TRIBUNNEWS.COM, YOGYA – Keistimewaan Daerah Istimewa Yogyakarta (DIY) yaang sarat dengan tradisi tak serta merat luntur saat pagebluk atau pandemi covid-19.
Sudah delapan bulan belakangan DIY menjalani masa tanggap darurat sejak pandemi Covid-19 melanda. Namun, hal itu nampaknya tak mampu melunturkan keistimewaan DIY.
Hal itu salah satunya ditunjukkan dari upacara-upacara dan tradisi-tradisi yang digelar oleh Keraton Yogyakarta.
Meski dalam kondisi pageblug, aktivitas tersebut tidak serta-merta dihilangkan.
Penghageng KH Panitrapura Keraton Yogyakarta, GKR Condrokirono menjelaskan, sesuai peraturan Gubernur DIY yang salah satunya melarang mengumpulkan orang banyak, selama pandemi pihaknya berkoordinasi dengan tepas yang berkaitan supaya hajad dalem tetap berlangsung tanpa mengumpulkan orang banyak.
Semisal, tradisi grebeg yang biasanya mengumpulkan masyarakat di Alun-alun, kali ini digantikan dengan membuat rengginang dan dibagikan khusus untuk para abdi dalem.

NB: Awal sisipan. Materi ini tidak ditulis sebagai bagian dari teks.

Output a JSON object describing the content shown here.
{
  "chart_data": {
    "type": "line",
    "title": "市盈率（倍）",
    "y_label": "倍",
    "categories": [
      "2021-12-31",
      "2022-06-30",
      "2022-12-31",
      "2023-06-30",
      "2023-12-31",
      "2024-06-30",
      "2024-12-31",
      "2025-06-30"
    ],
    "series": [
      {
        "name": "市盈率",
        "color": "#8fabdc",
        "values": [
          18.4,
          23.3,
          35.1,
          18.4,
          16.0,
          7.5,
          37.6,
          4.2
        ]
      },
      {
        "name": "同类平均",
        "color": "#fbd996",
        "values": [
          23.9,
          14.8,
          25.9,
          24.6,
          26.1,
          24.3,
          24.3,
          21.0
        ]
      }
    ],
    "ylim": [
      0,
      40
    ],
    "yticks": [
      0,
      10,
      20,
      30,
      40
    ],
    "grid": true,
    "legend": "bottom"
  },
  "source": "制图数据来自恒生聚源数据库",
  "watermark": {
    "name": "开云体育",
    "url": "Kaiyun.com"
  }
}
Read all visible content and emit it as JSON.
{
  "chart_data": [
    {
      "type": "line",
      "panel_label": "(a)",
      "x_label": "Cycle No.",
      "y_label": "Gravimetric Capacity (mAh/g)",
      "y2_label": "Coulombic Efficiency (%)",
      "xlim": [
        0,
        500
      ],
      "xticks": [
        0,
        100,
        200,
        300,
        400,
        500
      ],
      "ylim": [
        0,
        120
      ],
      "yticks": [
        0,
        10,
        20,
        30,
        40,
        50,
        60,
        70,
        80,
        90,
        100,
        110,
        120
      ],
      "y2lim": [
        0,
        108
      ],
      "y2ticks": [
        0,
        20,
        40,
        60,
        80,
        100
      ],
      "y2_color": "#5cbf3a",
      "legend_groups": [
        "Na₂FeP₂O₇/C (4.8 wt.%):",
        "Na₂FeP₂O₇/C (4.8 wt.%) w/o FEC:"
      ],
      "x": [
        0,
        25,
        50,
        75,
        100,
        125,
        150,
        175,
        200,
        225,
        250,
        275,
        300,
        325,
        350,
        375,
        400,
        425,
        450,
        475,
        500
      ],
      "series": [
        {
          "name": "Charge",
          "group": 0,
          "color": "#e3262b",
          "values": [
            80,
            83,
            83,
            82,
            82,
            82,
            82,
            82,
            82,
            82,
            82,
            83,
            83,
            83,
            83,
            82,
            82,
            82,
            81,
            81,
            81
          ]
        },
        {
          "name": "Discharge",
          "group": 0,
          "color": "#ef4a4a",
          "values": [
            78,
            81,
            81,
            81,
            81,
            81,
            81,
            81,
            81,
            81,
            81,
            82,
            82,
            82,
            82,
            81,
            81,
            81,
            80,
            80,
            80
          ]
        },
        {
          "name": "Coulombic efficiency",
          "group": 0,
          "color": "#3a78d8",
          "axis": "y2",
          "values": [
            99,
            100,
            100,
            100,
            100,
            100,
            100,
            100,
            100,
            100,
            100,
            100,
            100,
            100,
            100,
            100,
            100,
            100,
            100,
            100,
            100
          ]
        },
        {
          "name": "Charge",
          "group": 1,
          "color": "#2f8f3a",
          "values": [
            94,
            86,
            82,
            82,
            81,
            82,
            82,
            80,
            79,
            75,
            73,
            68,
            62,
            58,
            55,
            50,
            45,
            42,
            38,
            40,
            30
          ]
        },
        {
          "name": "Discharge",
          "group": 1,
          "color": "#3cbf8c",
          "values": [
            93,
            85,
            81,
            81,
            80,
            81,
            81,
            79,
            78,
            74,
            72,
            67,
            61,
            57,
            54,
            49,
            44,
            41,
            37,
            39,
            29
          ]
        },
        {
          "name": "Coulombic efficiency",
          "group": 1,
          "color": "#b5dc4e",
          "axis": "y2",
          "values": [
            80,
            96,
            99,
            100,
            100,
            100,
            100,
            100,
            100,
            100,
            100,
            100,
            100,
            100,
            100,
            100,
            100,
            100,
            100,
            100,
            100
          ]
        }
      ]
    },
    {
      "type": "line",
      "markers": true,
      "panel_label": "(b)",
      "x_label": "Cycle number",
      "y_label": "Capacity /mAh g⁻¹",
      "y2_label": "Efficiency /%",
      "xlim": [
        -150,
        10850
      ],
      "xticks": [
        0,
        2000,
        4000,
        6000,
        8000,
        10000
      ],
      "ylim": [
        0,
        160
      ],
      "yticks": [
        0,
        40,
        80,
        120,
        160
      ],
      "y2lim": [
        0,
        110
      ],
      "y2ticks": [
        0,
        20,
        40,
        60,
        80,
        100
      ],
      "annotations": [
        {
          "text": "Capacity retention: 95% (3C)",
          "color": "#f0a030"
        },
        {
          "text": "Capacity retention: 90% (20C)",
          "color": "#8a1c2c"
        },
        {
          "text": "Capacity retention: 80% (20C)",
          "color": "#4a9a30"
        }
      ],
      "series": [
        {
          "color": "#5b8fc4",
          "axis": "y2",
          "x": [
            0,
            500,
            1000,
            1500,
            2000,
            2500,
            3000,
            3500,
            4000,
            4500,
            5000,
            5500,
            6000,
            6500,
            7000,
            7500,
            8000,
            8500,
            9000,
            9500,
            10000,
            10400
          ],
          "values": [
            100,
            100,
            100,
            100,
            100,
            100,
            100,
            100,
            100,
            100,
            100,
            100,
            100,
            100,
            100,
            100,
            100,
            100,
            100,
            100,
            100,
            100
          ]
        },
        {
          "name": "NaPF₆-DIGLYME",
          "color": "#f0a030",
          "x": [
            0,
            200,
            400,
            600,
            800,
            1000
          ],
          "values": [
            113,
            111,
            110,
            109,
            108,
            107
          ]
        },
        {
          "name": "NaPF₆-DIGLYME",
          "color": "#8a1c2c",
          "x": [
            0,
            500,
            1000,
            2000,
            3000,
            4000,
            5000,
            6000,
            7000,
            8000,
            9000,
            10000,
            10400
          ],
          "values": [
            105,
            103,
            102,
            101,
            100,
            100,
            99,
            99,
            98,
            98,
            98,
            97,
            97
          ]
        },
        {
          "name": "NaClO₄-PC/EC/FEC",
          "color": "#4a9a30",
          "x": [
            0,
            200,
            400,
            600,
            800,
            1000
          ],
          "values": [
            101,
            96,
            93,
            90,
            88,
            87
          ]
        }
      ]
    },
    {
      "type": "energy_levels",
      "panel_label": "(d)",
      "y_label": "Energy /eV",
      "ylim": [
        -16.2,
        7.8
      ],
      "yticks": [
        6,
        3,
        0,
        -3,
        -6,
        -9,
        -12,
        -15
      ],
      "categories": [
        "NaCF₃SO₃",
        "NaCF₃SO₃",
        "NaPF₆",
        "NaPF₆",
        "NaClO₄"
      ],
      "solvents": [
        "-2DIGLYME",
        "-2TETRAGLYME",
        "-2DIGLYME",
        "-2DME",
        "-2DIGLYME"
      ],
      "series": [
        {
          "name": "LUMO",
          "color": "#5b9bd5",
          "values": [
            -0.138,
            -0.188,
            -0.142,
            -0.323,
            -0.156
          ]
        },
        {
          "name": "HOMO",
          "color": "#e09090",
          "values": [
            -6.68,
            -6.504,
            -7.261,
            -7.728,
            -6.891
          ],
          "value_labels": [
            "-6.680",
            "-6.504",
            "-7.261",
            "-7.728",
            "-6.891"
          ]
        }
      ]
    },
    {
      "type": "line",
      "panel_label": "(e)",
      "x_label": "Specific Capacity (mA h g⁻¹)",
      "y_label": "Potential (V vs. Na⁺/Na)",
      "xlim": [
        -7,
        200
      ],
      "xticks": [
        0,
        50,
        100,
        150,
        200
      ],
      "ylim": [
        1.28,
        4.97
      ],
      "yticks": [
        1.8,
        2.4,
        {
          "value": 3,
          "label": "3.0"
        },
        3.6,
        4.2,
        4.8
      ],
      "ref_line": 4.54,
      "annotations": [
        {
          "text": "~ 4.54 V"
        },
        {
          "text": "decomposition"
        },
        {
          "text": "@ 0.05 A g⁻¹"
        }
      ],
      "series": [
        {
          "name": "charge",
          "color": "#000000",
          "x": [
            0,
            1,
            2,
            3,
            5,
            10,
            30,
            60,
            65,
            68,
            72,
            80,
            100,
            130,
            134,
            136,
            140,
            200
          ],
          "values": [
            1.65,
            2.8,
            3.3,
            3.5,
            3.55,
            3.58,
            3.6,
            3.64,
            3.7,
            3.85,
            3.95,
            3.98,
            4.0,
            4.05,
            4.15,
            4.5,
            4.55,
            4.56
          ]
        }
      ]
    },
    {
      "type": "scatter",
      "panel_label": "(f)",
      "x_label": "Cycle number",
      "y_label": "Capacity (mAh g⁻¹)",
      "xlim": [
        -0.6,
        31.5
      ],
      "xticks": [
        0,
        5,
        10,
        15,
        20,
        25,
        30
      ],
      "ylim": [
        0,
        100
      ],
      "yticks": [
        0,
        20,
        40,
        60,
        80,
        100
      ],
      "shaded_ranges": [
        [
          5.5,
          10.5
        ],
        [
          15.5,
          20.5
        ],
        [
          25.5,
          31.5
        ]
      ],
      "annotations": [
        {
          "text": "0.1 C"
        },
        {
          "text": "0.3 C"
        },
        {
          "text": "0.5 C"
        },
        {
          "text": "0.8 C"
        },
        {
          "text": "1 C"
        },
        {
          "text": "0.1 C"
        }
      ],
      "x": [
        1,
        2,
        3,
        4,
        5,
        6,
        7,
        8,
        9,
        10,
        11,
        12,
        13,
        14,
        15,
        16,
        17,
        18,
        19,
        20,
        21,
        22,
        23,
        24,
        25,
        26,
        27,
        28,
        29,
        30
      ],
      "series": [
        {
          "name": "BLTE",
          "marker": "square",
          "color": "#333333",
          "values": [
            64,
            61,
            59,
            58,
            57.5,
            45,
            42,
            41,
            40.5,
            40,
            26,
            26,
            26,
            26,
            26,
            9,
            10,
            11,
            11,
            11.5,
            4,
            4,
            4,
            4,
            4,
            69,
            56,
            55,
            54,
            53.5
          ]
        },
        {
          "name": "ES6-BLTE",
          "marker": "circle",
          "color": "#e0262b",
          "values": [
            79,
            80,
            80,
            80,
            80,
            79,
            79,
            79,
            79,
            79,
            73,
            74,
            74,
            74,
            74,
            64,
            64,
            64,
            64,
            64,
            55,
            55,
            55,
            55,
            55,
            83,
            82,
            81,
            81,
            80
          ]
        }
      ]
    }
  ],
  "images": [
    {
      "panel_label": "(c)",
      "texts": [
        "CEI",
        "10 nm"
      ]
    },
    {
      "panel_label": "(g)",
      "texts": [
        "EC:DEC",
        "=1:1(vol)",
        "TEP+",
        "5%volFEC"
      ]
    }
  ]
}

“Biasanya setiap minggu di Keraton ada aktivitas tari, mau enggak mau kami off-kan. Tapi uyon-uyon masih diselenggarakan, khusus hanya tertentu saja. Abdi dalem bekerja secara shift, hand sanitizer dan masker juga kami sediakan,” lanjutnya dalam podcast Ngobrolin Jogja #14 melalui kanal YouTube Humas Jogja, Selasa (3/11/2020).
Ia menambahkan, selama pandemi sudah selayaknya masyarakat mengingat kembali filosofi Jawa, semisal orang Yogya yang dikenal guyub, rukun, dan gotong royong.
“Itu mungkin yang harus kita perbaiki. Dengan adanya pandemi ini kita diingatkan kembali untuk tepo seliro. Golong gilig itu mencerminkan saling membantu satu sama lain. Hubungan vertikal dengan Tuhan dan horizontal dengan sesama,” tuturnya.
Baca juga: Mulan Jameela dan Ahmad Dhani Liburan ke Solo, Kunjungi Keraton hingga Ziarah ke Astana Giribangun
Baca juga: Sekaten dan Grebeg Maulud di Keraton Yogyakarta Tahun Ini Ditiadakan
Dalam kesempatan yang sama, Penghageng Tepas Tandha Yekti Keraton Yogyakarta, GKR Hayu menuturkan aktivitas live streaming di media sosial Keraton Yogyakarta sudah settle sejak sebelum pandemi.
Namun ketika pandemi melanda, konten kanal-kanal tersebut pun diperbanyak.
“Tandha Yekti harus semakin rajin karena harus mendokumentasikan ini sejarah Yogyakarta di masa pandemi,” tandasnya.
Ditanya tentang filosofi Jawa yang perlu dipraktikkan kembali di masa krisis pandemi, ia menyebutkan tiga hal. Pertama, hamemayu hayuning bawono, yakni bagaimana kita bisa meninggalkan dunia yang lebih indah daripada saat kita lahir.
Kedua, manunggaling kawula gusti. “Jangan lupa masyarakat butuh pemimpin, tapi jangan lupa pemimpin juga butuh rakyat. Golong gilig itu sepeti bola, jadi antara pemimpin dan rakyat bersatu,” paparnya.